Le résultat de cette rencontre étrange les avait pour ainsi dire foudroyés.

Sans force, sans courage, n’ayant même plus pour les guider la volonté nerveuse de la comtesse de Casa-Real qui absorbait tous les soins et toutes les facultés de Marcos Praya, ils se laissaient aller au gré des flots, attendant du hasard leur salut ou leur perte.

L’idée qu’ils avaient gardé si longtemps au milieu d’eux un homme qui venait de les fuir, emportant leurs secrets, la connaissance entière de leurs crimes, les écrasait.

Mourir noyés ou mourir pendus, telle était la seule alternative qui leur restât.

Ils commençaient à vider les barils d’eau-de-vie qui se trouvaient dans leur chaloupe, appelant l’ivresse à leur secours.
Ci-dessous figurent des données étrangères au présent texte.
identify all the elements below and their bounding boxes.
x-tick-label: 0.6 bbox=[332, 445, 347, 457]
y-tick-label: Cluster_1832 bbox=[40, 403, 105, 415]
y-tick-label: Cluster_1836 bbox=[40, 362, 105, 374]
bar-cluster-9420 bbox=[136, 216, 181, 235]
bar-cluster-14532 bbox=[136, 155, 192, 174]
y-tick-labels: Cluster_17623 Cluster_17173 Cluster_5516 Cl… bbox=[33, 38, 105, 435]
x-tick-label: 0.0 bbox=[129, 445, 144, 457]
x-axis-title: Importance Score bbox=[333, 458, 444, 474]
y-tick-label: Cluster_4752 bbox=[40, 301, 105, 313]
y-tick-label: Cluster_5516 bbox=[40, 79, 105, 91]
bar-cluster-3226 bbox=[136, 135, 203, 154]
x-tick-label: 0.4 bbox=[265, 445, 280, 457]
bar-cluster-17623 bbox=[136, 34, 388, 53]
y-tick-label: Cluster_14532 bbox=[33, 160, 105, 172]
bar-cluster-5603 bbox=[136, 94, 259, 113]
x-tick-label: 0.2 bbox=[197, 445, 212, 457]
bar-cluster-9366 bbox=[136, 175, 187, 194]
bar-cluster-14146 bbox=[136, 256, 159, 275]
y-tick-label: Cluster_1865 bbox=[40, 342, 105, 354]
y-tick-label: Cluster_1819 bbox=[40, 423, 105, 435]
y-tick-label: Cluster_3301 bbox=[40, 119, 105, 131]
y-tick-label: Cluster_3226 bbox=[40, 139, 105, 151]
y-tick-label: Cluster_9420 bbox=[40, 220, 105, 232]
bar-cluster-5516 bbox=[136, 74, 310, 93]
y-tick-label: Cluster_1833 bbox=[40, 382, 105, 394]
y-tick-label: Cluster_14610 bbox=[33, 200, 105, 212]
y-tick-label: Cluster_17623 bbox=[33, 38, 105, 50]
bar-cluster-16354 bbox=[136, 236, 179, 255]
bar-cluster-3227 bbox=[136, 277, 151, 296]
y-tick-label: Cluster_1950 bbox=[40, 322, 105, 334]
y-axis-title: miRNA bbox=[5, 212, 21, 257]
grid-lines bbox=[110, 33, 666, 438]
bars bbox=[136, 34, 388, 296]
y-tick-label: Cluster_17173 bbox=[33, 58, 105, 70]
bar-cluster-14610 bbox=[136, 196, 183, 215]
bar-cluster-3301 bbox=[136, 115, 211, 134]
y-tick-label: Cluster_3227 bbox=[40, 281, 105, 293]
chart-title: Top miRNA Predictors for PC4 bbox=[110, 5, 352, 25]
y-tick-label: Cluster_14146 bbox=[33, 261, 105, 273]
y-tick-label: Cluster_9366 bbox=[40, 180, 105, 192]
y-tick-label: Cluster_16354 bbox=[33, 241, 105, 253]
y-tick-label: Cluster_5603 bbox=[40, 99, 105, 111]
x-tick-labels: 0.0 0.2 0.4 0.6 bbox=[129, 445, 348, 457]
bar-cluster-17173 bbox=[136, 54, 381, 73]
Le maître d’équipage lui-même les excitait à cette dernière orgie.

Il se sentait plus compromis que les autres.

Il tenait à en finir plus que les autres, vite et gaiement.

Du reste, le misérable avait un but qu’il ne voulait même plus dissimuler à ses hommes.

Quelque souffrante que fût la créole, c’était une belle proie pour des appétits grossiers comme les leurs.

Tuer Marcos qui les gênait, et s’emparer de la comtesse de Casa-Real, tel était le conseil que le bandit leur donnait.

C’en était fait du métis et de la créole.

La grâce que le capitaine Noël venait de leur accorder devait porter de redoutables fruits.

Un quart d’heure, quelques minutes seulement peut-être encore, et leur effroyable attentat, juste châtiment des crimes de doña Hermosa de Casa-Real, était consommé.

Ce fut dans cette situation que le navire annoncé par le capitaine du brick disparu, les trouva.

On les recueillit à bord de ce navire.

La comtesse de Casa-Real échappait, par miracle, au plus épouvantable péril qu’elle eût couru de sa vie.

Ni elle, ni Marcos Praya ne s’en doutèrent jamais.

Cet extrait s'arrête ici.